Although it reported parity across all levels of education and a high literacy score (0.998), Namibia’s ranking in the Educational Attainment subindex has not gained ground since slipping from parity in 2016. In the Political Empowerment pillar, the only change in 2022 was a small reduction of the gender gap score for women in ministerial positions (-0.001).
Ireland remains in 9th place, but it has recovered ground lost since posting its highest score in 2016 (0.806). It closed the gap in the Educational Attainment subindex, and its overall Economic Participation score rose by 0.013 thanks to continued parity in women’s participation as professional and technical workers, and by a reduction of gender gaps in estimated earned income, wage equality, and the participation of legislators, senior officials, and managers. But these improvements are countered by a drop of 0.026 in women’s labour force participation.

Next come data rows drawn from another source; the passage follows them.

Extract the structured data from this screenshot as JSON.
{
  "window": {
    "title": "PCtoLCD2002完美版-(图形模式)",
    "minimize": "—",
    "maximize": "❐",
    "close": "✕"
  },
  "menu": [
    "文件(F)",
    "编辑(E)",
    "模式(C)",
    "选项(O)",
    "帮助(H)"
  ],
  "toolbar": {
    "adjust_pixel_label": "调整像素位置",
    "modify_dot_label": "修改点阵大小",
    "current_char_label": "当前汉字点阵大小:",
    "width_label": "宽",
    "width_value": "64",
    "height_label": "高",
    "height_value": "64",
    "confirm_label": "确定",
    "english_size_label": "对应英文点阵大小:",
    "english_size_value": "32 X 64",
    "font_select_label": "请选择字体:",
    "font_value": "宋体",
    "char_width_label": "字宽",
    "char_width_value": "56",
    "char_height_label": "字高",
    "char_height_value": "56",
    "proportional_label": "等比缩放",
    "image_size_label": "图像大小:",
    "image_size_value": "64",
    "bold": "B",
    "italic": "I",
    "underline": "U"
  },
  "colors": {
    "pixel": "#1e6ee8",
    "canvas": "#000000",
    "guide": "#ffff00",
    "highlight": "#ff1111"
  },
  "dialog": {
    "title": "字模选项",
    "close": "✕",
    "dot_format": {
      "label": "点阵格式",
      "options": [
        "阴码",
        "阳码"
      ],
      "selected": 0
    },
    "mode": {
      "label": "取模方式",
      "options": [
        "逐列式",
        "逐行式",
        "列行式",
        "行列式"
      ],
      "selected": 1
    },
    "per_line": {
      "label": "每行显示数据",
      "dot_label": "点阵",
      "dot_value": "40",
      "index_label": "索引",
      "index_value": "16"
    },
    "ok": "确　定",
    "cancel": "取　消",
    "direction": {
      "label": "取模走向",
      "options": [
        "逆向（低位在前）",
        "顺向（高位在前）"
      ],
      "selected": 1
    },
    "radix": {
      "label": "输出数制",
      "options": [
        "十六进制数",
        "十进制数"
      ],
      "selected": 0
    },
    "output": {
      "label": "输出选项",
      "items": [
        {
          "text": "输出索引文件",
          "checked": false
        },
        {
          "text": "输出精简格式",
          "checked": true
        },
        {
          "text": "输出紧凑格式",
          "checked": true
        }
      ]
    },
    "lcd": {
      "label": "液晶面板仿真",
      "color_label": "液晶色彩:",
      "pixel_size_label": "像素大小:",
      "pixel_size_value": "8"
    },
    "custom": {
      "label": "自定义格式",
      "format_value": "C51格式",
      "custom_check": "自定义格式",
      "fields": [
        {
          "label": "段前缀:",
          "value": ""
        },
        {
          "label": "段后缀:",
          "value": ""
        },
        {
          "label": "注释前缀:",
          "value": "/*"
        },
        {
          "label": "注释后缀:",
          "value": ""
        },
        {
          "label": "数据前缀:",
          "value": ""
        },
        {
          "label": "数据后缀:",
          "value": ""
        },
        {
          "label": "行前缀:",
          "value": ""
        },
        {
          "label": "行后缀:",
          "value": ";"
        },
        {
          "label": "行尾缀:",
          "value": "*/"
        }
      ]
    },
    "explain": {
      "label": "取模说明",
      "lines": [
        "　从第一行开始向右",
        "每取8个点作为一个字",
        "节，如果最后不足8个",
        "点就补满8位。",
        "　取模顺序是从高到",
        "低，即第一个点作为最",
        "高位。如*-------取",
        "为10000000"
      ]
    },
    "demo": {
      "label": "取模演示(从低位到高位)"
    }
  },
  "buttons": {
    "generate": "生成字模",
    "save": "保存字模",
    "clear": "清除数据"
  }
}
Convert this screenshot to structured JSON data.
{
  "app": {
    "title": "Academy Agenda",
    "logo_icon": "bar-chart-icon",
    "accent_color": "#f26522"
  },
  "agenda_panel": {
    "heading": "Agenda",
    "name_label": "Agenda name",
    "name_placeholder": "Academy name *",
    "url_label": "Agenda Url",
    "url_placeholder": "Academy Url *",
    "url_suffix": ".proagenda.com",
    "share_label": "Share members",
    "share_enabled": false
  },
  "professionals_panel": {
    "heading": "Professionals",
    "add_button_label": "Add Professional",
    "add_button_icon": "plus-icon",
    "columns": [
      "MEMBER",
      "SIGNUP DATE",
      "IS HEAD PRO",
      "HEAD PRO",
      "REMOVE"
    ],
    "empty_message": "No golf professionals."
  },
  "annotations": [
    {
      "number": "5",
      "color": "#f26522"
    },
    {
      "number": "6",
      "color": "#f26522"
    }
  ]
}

Germany’s 2022 score is its highest ever and it returns to the top 10 this year, having ranked between 10 and 14 since 2008. It ranks highest in Political Empowerment, which is also the subindex where it has the highest level of improvement. Its score of 0.55 is higher than 94% of countries in the Index. It maintains high levels of parity in Educational Attainment, but has lower scores across indicators in Economic Participation and Opportunity compared with 2021.
With a score of 0.720, substantially with no score change compared to last yera, Italy is 63rd. The conutry scores well in Education Attainment, reaching a score of 9.995. But scores poorly in Health and Survival (108th) and in Economic Participation and Opportunity, scoring 110th. In this subsegment, Italy with North Macedonia and Bosnia Herzegovina is at the bottom of the regional ranking. Moreover, when in comes to closing the gender gap in labour-force participation rate, while most of the continent has closed at least 80% of their gender gap in labour-force participation rate (22 out of 35 countries), Italy again is not doing enough. With Romania, North Macedonia and Bosnia Herzegovina, it has closed less than 70% in this indicator.
The only sub-index in which the bel paese scores very well, lies under the Education Attainment domain; at the subindex Enrolment in tertiary educationfor Italy reaches the in first position.